Surprisingly Barbaturex was much bigger than a lot of the herbivorous ungulate mammals around at the time, and was also larger than most of the local carnivores – a very different situation to modern ecosystems, where even the biggest plant-eating lizards are still smaller than ungulates.
Eucladoceros dicranios, a deer from the Pliocene and Pleistocene of Europe (~3.5-1 mya). Close in size to a modern moose, standing about 1.8m tall at the shoulder (5′10″), the males of this species had a set of particularly large antlers – measuring up to 1.7 meters across (5′6″) and bristling with at least twelve prongs each – giving it the nickname of “bush-antlered deer”.
The more famous “Irish elk” (Megaloceros giganteus) would later develop even bigger antlers, but Eucladoceros was the earliest known deer to evolve this sort of extremely elaborate headgear.

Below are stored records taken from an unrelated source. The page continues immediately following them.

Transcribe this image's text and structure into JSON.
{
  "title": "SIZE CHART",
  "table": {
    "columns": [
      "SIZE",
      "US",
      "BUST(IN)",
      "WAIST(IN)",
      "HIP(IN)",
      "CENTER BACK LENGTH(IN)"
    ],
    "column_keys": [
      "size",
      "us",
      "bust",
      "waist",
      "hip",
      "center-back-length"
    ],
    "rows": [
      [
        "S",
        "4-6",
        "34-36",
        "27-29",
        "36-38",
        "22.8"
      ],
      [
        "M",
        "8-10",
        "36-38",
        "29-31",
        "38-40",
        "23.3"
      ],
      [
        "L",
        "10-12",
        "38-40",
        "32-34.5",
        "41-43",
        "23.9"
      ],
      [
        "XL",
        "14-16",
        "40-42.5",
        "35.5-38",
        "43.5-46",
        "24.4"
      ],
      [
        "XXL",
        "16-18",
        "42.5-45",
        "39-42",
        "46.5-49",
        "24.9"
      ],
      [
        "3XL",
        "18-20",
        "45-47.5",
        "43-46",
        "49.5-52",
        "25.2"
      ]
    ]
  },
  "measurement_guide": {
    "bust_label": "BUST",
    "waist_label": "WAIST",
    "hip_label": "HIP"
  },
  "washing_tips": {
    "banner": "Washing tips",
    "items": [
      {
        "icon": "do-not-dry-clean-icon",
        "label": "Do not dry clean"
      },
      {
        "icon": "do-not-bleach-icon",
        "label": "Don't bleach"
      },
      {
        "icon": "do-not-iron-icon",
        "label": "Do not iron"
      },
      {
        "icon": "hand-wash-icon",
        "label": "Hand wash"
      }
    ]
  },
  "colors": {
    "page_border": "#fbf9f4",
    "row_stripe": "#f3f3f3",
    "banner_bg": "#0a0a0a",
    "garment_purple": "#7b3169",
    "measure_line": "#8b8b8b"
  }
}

Zby atlanticus, a sauropod dinosaur from the Late Jurassic of Portugal (~156-151 mya). While its genus name might look like a keyboard smash, it was actually named after the Russian-French paleontologist Georges Zbyszewski, who spent much of his career studying Portuguese fossils.
(As for how to pronounce it, according to the original paper it’s “zee-bee”.)
It was a close relative of Turiasaurus, the largest dinosaur currently known from Europe – and although Zby itself wasn’t quite so enormous it was still pretty big, probably measuring somewhere around 15-19m long (49′2″-62′4″).
In fact, all the sauropods known from Late Jurassic Portugal seem to have grown to very large adult sizes. The complete lack of medium or small forms suggests that other types of herbivorous dinosaurs may have dominated the region’s lower-browsing niches at the time.